裁判員候補者の多くが呼び出しに応じて選任手続に参加し、そして、裁判員経験者の多くが、記者会見やアンケート調査への回答で、達成感と司法参加の意義について積極的な感想を述べている。これは、裁判員が真摯に誠実に参加し、審理、評議をし、判決に関与したことを示していると評価する。

 なお、裁判員アンケートによると、弁護活動のあり方に対する評価は、分かりやすさにおいて低いものとなった。これからも、市民の方々からの評価・批判を謙虚に受け止め、経験交流会や研修の充実に努め、弁護技術の向上、弁護の質の向上に努めたい。

 ところで、本年12月に東京地裁で開催された覚せい剤密輸事件の裁判員裁判で、当会所属の弁護人が最終弁論において、最高裁判所の作成した量刑検索システム記載の類似事件の量刑に言及したところ複数の入力ミスがあることが明らかになり、量刑判断の目安になるデータの信頼性に疑問が呈された。
最高裁は全データの正確性を徹底的にチェックすることにしたとのことであるが、そもそも、判決書に当たって正確性をチェックする道が弁護人にのみ開かれていないことの問題性も大きい。

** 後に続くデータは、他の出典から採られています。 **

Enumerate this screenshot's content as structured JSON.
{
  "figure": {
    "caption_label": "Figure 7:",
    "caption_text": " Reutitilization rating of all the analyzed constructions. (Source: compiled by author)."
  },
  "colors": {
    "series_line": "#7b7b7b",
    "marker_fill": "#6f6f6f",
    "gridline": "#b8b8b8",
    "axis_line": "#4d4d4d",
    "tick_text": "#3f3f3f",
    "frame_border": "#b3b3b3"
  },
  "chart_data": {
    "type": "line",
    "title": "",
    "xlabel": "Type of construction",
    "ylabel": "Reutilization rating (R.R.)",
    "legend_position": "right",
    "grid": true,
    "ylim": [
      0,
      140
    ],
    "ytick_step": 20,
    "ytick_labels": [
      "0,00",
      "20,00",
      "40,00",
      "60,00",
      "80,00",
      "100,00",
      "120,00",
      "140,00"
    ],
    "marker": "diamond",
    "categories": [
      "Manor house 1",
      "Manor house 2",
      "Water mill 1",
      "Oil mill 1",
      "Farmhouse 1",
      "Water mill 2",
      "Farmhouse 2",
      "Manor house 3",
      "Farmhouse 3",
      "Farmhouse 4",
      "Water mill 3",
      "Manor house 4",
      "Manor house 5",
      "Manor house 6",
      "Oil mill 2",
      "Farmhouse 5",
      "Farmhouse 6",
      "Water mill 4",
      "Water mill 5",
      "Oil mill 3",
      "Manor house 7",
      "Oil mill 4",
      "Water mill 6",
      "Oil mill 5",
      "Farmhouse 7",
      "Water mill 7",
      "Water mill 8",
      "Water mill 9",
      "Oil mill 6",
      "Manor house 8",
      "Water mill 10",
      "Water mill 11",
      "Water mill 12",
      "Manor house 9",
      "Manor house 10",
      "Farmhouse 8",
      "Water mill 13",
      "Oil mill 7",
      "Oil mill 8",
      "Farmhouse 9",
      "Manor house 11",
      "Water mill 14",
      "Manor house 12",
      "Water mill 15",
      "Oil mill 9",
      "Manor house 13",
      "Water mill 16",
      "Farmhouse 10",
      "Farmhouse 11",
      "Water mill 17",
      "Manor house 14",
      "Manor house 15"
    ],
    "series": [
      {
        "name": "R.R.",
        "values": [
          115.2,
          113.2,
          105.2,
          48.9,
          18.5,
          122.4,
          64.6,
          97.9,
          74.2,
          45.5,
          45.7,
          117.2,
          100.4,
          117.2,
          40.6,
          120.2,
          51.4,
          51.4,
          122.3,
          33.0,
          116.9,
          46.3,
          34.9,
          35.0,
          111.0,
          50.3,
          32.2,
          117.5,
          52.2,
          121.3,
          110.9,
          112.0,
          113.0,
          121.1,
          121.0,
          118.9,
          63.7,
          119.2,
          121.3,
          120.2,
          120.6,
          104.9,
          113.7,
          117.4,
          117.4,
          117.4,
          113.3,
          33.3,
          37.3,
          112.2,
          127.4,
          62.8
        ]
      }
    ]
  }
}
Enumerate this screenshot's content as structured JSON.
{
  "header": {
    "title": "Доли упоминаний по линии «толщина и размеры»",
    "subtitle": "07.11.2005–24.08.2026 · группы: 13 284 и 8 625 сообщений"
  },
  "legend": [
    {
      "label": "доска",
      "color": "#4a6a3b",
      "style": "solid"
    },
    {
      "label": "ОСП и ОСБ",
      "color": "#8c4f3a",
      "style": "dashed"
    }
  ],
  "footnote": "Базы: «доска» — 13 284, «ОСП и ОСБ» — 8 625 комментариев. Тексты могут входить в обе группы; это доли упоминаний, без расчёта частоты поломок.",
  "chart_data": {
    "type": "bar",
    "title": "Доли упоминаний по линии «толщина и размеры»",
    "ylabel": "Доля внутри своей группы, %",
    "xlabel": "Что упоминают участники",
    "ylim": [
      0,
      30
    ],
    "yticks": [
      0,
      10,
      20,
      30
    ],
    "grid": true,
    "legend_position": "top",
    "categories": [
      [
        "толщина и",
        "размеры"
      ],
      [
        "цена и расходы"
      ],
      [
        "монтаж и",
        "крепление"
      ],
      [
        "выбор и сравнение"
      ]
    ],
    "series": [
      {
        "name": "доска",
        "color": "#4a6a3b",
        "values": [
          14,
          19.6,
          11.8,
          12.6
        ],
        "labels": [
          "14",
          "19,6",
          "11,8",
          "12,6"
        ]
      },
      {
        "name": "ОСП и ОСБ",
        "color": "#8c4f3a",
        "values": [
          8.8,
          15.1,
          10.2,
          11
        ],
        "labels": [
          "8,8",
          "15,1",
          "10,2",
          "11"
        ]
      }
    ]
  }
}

少なくともデータベースに掲載されている判例の判決書とのチェックに弁護士会等が関与する道を開くべきであり、さらには、判決書など裁判情報の開示を積極的に行うことを検討すべきである。

 裁判員裁判を真に意義ある制度として定着させ、より良い刑事裁判を実現していくためには、なお多くの課題を乗り越えていかなければならない。否認事件、責任能力が争われる事件などに直面するこれからが正念場である。
連日的開廷が行われる裁判員裁判において、被告人の防御権、弁護人の弁護権が侵害されることのないよう、公判前整理手続きにおいて十分な証拠開示がなされ、弁護人の準備期間が確保された審理計画になっているかを検証する必要がある。また、取調べの一部録画の危険性と全部録画による可視化の必要性や、全面的証拠開示や保釈の柔軟な運用の必要性などについて、市民の広範な理解と支持を得て、さらなる改革の実現に努力する。

 裁判員裁判のスタートの年の終わりに当たって、よりよい刑事裁判の実現に向けて、二年目以降さらに取り組みを強める所存である。